An immediate way out that comes to mind is a quid pro quo — getting even with the perpetrator in some way, or if that is not possible, finding a scapegoat who could be made to go through the same pain as we went through.
But do all of these mechanisms eventually lead to happiness? Or do they throw us into some vicious cycle, the exit route of which seems as distant a reality as the supposed joy that we had wrongly imagined to come our way?
It is like holding burning coal in one’s hands with the intention of throwing it at the other. As long as it would stay with us it will keep burning our hands. The only way to save ourselves is to let go of that hot burning coal — to let go any feeling of anger, hurt, blame etc.
The memory and feeling of having been wronged by someone puts a weight onto us. The way to lighten ourselves is not by paying back, because being wronged and doing wrong are two sides of the same coin. Revenge would add onto this weight.
Lightening oneself is only possible when one looks beyond the lesser self or the ego. As soon as we transcend our limited self, we begin to look beyond the immediate situation or the immediate person that has been bothering us. It happens slowly to begin with, but eventually we come to understand that our inner peace and inner joy lies not in the choices that the other person makes, but in the choices that we make for ourselves.

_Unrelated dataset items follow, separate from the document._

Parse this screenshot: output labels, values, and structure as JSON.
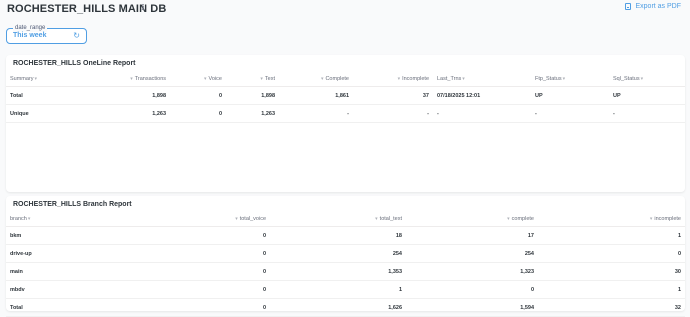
{
  "header": {
    "title": "ROCHESTER_HILLS MAIN DB",
    "export_label": "Export as PDF"
  },
  "filter": {
    "label": "date_range",
    "value": "This week"
  },
  "online_report": {
    "title": "ROCHESTER_HILLS OneLine Report",
    "columns": [
      "Summary",
      "Transactions",
      "Voice",
      "Text",
      "Complete",
      "Incomplete",
      "Last_Trns",
      "Ftp_Status",
      "Sql_Status"
    ],
    "rows": [
      [
        "Total",
        "1,898",
        "0",
        "1,898",
        "1,861",
        "37",
        "07/18/2025 12:01",
        "UP",
        "UP"
      ],
      [
        "Unique",
        "1,263",
        "0",
        "1,263",
        "-",
        "-",
        "-",
        "-",
        "-"
      ]
    ]
  },
  "branch_report": {
    "title": "ROCHESTER_HILLS Branch Report",
    "columns": [
      "branch",
      "total_voice",
      "total_text",
      "complete",
      "incomplete"
    ],
    "rows": [
      [
        "bkm",
        "0",
        "18",
        "17",
        "1"
      ],
      [
        "drive-up",
        "0",
        "254",
        "254",
        "0"
      ],
      [
        "main",
        "0",
        "1,353",
        "1,323",
        "30"
      ],
      [
        "mbdv",
        "0",
        "1",
        "0",
        "1"
      ],
      [
        "Total",
        "0",
        "1,626",
        "1,594",
        "32"
      ]
    ]
  },
  "colors": {
    "accent": "#509ee3",
    "text_dark": "#2e353b",
    "text_muted": "#696e7b"
  },
  "icons": {
    "info": "info-icon",
    "export": "pdf-icon",
    "reset": "reset-icon",
    "sort": "caret-down-icon"
  }
}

The focus of control then shifts to us, and we begin to understand that only by carrying unconditional love, compassion and forgiveness within us, are we able to liberate ourselves and experience limitless joy.
It is through this awakening that we are able to take the first step towards self-liberation, that of forgiving ourselves and the other person.
To forgive is akin to getting rid of the baggage that the other person had burdened us with. Forgiveness brings inner peace and inner joy. It fills us with the highest energy and purity. Our heart feels lighter and our entire being attains a blissful harmony.
But how do we know that we have actually forgiven someone, or even ourselves for that matter? One may feel that they have forgiven someone, but a chance encounter with the other person may bring back the negative memories and emotions.
True forgiveness is unconditional. True forgiveness means that one has actually forgotten the negative experience, and the only response that one has for the self and for the other person is that of love and compassion. Until this stage has been reached one must keep practicing forgiveness. It is the road to happiness and everlasting joy.